Lara passou dias sem responder.
Sem mensagens. Sem poemas. Sem desenhos.
Na terceira manhã, entrei na biblioteca onde nos conhecemos. Ela estava lá. Sentada no mesmo canto. Sozinha, como no início.
Aproximei-me devagar. Sentei em frente, sem pedir.
Ela me olhou, séria.
— Ainda me vês como antes? — perguntei.
Ela abaixou os olhos.
— Não sei.
O silêncio foi um corte preciso. Uma ferida ainda aberta.
— Porque agora sou forte demais? Ou porque me neguei a calar?
Ela demorou para responder.
— Porque sempre pensei que tu fosses como a mamã. Um lugar onde me escondia. Mas agora... tu és espelho. E eu não quero ver certas coisas.
Fechei os olhos, contendo as lágrimas.
— Ser abrigo não é o mesmo que ser invisível, Lara. Eu não te falhei por existir inteira.
Ela engoliu seco.
— Mas tu partiste. E agora voltaste diferente. Mais dura.
— Não mais dura. Mais lúcida. Porque a dor, Lara... a dor ensina a não ser refém da imagem que os outros têm de ti. Nem da que tu mesma criaste.
Ela mordeu o lábio inferior. E pela primeira vez, seus olhos se encheram.
— Eu só tenho medo que tu deixes de ser o que eras para mim.
Apertei sua mão por cima da mesa.
— E eu tenho medo de ser o que esperam... em vez do que sou.
Naquela noite, sentei à escrivaninha. Não escrevi no caderno da mamã. Escrevi para mim:
"Crescer é perder o lugar seguro que inventamos nos outros. E é também aceitar que ser abrigo... não nos obriga a carregar a dor de ninguém sozinha."

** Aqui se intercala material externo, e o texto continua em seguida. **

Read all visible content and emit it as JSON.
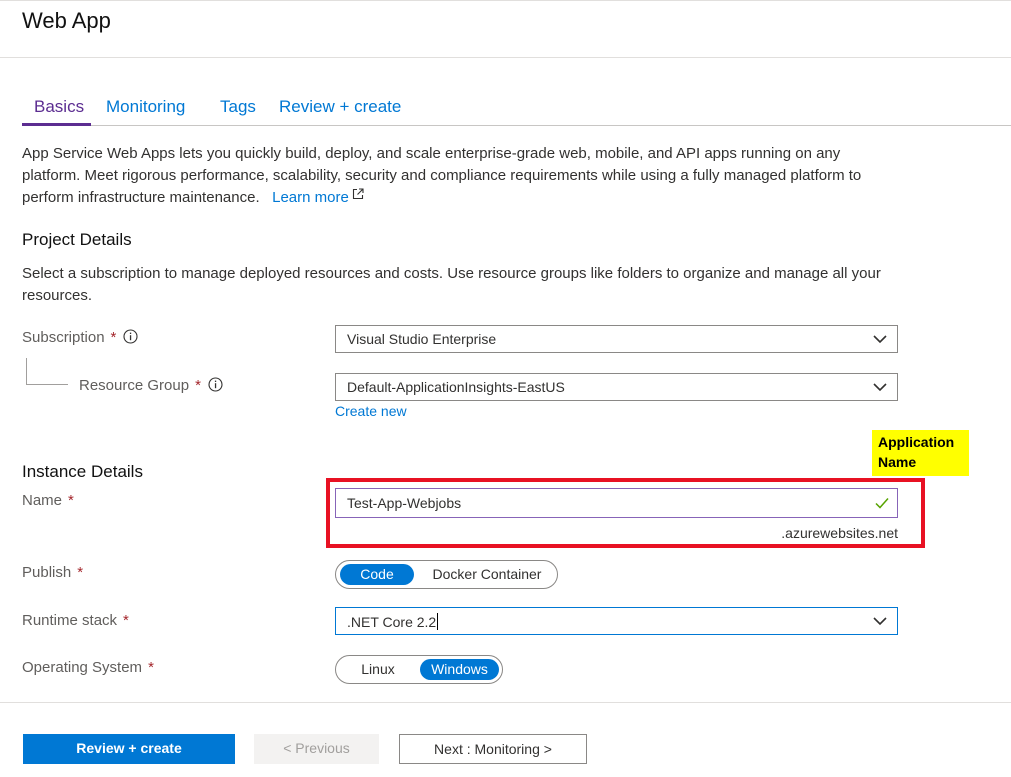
{
  "header": {
    "title": "Web App"
  },
  "tabs": [
    {
      "label": "Basics",
      "active": true
    },
    {
      "label": "Monitoring"
    },
    {
      "label": "Tags"
    },
    {
      "label": "Review + create"
    }
  ],
  "intro": {
    "text": "App Service Web Apps lets you quickly build, deploy, and scale enterprise-grade web, mobile, and API apps running on any platform. Meet rigorous performance, scalability, security and compliance requirements while using a fully managed platform to perform infrastructure maintenance.",
    "learn_more": "Learn more"
  },
  "project_details": {
    "title": "Project Details",
    "description": "Select a subscription to manage deployed resources and costs. Use resource groups like folders to organize and manage all your resources.",
    "subscription": {
      "label": "Subscription",
      "required": "*",
      "value": "Visual Studio Enterprise"
    },
    "resource_group": {
      "label": "Resource Group",
      "required": "*",
      "value": "Default-ApplicationInsights-EastUS",
      "create_new": "Create new"
    }
  },
  "callout": {
    "text": "Application Name"
  },
  "instance_details": {
    "title": "Instance Details",
    "name": {
      "label": "Name",
      "required": "*",
      "value": "Test-App-Webjobs",
      "suffix": ".azurewebsites.net"
    },
    "publish": {
      "label": "Publish",
      "required": "*",
      "options": [
        "Code",
        "Docker Container"
      ],
      "selected": "Code"
    },
    "runtime_stack": {
      "label": "Runtime stack",
      "required": "*",
      "value": ".NET Core 2.2"
    },
    "operating_system": {
      "label": "Operating System",
      "required": "*",
      "options": [
        "Linux",
        "Windows"
      ],
      "selected": "Windows"
    }
  },
  "footer": {
    "review_create": "Review + create",
    "previous": "< Previous",
    "next": "Next : Monitoring >"
  },
  "colors": {
    "accent": "#0078d4",
    "active_tab": "#5c2d91",
    "highlight_box": "#e81123",
    "callout_bg": "#ffff00",
    "valid_check": "#57a300"
  },
  "icons": [
    "info-icon",
    "external-link-icon",
    "chevron-down-icon",
    "checkmark-icon"
  ]
}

Jonas chegou mais tarde, cansado. Trouxe um pão ainda quente e um vinho barato.
— Lara?
— Está se afastando. Porque me viu como eu realmente sou. E talvez isso assuste.

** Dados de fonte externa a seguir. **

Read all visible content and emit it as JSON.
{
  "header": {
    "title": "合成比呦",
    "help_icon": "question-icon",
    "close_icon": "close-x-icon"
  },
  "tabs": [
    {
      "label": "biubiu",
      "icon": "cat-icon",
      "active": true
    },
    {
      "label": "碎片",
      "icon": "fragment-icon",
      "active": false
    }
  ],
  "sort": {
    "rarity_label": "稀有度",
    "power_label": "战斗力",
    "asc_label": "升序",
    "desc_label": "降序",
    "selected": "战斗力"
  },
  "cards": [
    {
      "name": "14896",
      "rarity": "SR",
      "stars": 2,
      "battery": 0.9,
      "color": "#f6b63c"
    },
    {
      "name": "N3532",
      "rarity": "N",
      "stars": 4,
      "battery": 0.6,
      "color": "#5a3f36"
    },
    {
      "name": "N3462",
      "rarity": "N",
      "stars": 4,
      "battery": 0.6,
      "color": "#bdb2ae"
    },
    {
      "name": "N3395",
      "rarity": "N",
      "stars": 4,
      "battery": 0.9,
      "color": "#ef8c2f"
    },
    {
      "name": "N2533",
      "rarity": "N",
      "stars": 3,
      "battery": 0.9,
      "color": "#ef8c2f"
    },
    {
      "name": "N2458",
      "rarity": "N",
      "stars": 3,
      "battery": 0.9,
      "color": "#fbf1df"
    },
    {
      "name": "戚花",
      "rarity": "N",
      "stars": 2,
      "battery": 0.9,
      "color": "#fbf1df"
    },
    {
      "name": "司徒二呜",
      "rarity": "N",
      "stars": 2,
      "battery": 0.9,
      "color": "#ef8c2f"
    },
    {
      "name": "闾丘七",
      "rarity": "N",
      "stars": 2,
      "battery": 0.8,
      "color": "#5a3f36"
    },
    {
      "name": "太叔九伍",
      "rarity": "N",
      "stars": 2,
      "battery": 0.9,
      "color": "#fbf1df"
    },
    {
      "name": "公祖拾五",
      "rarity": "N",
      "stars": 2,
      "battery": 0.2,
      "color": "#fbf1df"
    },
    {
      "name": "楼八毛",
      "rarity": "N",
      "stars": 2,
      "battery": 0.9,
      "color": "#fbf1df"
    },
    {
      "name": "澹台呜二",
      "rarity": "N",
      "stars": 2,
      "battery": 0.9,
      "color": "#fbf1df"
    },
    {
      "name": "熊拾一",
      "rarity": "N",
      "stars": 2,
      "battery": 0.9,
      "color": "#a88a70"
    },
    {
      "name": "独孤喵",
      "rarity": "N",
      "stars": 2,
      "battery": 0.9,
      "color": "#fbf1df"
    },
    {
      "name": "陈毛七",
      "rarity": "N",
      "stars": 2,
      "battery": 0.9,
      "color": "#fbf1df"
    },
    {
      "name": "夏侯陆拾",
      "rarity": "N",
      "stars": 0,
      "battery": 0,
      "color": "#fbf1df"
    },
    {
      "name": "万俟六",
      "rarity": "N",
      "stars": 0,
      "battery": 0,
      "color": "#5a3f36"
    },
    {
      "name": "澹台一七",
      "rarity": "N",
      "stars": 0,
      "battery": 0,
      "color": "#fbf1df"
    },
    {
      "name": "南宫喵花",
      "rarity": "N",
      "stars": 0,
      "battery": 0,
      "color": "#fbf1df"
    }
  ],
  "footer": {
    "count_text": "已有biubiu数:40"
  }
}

— E se for só o tempo que ela precisa?
— E se o tempo for exatamente o que transforma amor em silêncio?
Ele não respondeu. Apenas ficou comigo. Como sempre.
Sem tentar resolver. Sem me salvar.
Apenas... ali.
Dois dias depois, Lara me mandou uma carta. Escreveu à mão, como Clara fazia.
"Isabel, desculpa por esperar de ti algo pequeno. Tu és enorme. E isso me assustou. Porque eu ainda estou aprendendo a crescer. Mas quero continuar. Se tu ainda quiseres."
Chorei baixinho no sofá.
Não de dor.
De reconhecimento.
Porque agora... ela via.
E ver alguém por completo — com sombras e luz — é o gesto mais puro de amor.
Respondi:
"Quero sim. Mas agora, caminhamos como iguais. Duas mulheres em formação. Com direito à queda, à fúria, e à ternura."
Na semana seguinte, fomos à mesma livraria. Lara leu em voz alta pela primeira vez. Um poema curto. Forte. Sobre perder o chão e ainda assim plantar algo.
O título: “A Mulher Que Me Assustou e Me Salvou.”
Fiquei em silêncio.
Não por dor.
Mas por orgulho.
Porque, afinal...
Ser a filha favorita da minha mãe talvez tenha me feito isso: uma mulher que acolhe... mesmo quando é espelho.